Obviously, weight training is the chief element in developing strength and muscle mass. We already know that. What few people realize is that weight training can also increase fat loss dramatically, although it occurs through an "indirect effect." Weight training is anaerobic and therefore burns carbohydrates (sugar). Cardiovascular exercises such as jogging, cycling, step classes, or stairclimbing are aerobic and therefore burn fat. So it seems logical to focus on aerobic training for fat loss. However, something interesting happens "beneath the surface" when you lift weights. Weight training increases your lean body mass - aerobic training does not. Low calorie dieting and aerobic training without weight lifting can make you lose muscle - in fact, it can actually make you fatter!
If you lose lean body mass, your metabolism slows down, and this makes it easier to gain fat. If you increase your lean body mass, you increase your metabolic rate. And the faster your metabolism is, the more fat you'll burn all day long - even while you're sleeping! This explains why bodybuilders, who have extremely high muscle to fat ratios, can stay lean year round without doing much aerobic work.
Losing body fat as quickly and efficiently as possible requires a three-pronged approach. You must pay equal attention to nutrition, aerobic training and weight training. All three ingredients are essential. If you neglect any one of these components, it will prevent you from reaching your goals, or at the very least it will compromise your results.
The most amazing thing about this fusion of weights, cardio and nutrition is that the effects of the three parts brought together are not linear, they are exponential! The synergy between them complements each other and magnifies the results. The result is an efficient metabolism and a lean, muscular body. Your metabolism is enhanced through the thermic effects of nutrition, it is elevated for several hours after every cardio session and it is also increased with every ounce of lean body mass you add.
In "The Seven Habits of Highly Effective People" Author Steven Covey wrote, "Synergy means that 1 + 1 may equal 8, 16, or even 1600. Synergy is everywhere in nature. If you plant two plants close together the roots commingle and improve the quality of the soil so that both plants will grow better than if they were separated. If you put two pieces of wood together they will hold much more than the total of the weight held by each separately. The whole is greater than the sum of its parts."

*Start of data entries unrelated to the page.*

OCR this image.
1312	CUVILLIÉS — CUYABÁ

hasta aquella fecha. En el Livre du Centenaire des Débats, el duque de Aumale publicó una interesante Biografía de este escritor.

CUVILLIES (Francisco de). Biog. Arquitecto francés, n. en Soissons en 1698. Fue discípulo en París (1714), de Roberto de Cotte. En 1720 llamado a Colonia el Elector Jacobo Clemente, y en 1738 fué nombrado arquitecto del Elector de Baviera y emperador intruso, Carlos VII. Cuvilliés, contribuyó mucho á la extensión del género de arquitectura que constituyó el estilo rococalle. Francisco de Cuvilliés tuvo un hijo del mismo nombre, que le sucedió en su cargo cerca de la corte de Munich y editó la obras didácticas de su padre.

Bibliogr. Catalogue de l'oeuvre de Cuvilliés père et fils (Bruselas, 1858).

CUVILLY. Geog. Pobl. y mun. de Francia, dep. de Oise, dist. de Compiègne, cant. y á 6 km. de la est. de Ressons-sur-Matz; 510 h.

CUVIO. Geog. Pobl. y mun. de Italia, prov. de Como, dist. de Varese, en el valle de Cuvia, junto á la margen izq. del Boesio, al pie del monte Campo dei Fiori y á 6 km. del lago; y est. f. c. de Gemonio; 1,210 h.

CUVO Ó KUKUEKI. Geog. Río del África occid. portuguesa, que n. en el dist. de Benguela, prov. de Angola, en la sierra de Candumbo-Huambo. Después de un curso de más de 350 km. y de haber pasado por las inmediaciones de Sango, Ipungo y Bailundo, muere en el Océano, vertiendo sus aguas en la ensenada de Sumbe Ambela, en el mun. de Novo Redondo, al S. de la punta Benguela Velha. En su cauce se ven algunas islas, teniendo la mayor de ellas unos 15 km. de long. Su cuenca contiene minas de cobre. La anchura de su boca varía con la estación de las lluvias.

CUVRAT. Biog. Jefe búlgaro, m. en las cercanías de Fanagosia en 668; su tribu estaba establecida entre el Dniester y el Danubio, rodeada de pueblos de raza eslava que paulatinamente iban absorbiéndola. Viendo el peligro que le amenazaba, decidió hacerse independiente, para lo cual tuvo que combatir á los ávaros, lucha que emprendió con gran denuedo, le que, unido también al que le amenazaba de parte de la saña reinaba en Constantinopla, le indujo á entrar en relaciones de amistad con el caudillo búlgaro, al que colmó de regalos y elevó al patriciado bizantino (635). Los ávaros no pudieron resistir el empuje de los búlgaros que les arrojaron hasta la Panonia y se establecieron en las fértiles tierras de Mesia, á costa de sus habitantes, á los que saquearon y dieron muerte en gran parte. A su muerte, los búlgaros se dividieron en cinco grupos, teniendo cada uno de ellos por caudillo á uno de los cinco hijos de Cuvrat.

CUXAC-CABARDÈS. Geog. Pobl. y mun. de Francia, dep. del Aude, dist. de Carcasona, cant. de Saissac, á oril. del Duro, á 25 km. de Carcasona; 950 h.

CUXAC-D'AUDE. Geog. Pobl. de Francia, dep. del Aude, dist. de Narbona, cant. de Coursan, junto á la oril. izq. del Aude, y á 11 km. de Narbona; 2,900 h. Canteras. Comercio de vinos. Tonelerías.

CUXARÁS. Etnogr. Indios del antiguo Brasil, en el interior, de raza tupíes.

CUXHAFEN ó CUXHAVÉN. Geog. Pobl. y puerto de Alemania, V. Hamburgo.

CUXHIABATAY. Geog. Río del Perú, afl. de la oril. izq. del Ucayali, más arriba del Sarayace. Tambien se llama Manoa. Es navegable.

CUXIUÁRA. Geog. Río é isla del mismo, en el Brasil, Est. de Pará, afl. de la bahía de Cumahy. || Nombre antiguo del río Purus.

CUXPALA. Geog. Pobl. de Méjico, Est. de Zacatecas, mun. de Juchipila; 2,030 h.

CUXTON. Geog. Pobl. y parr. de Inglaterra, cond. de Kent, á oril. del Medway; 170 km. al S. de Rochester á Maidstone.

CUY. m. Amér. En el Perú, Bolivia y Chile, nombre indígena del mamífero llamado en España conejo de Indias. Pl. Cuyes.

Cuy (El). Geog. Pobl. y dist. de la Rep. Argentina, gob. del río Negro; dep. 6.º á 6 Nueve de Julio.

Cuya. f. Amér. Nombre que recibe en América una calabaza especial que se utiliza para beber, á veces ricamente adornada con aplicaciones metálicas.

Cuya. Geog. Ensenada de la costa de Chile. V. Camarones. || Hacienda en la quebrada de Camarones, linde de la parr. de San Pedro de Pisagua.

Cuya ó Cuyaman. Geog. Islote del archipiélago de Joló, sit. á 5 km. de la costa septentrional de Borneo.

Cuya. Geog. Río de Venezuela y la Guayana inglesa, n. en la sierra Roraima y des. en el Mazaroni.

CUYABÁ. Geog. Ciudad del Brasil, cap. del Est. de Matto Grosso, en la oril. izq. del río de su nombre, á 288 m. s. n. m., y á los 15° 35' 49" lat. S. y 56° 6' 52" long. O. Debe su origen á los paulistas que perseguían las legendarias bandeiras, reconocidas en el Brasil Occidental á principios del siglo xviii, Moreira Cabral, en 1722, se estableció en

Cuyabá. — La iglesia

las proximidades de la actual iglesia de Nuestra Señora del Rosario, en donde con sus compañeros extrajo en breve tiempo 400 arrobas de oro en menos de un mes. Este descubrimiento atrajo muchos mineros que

The best you can hope for from diet and aerobics alone is to become a "skinny fat person." You may lose weight from diet and aerobics, but much of it will be muscle, your fat to muscle ratio will plummet and you will take on a "soft" appearance. It is not uncommon for a woman 5 feet 4 inches tall to weigh 125 pounds and yet have 25-30% body fat. According to the Metropolitan Life height and weight tables, 125 pounds is ideal for a medium-framed 5' 4" female, but 25-30% body fat is extremely poor for anyone!
Without the weight training, you will never optimize your muscle to fat ratio and you will always struggle to keep fat off permanently. If you have extremely limited time, and your main priority is to lose fat, then you should do a brief weight training program and spend the majority of your time concentrating on cardiovascular exercise. But never neglect the weights completely - always do both, and if possible, devote an equal amount of time to each.
Last, but not least, don't forget that weight training, not cardiovascular training, is what shapes and sculpts your muscles. Simply put, lifting weights makes you look better! If you want a lean, hard, fat-free body, then get out of the aerobics studio, get off that bike or treadmill, and pick up some barbells and dumbbells! Lifting weights isn't just for "muscle-heads" anymore.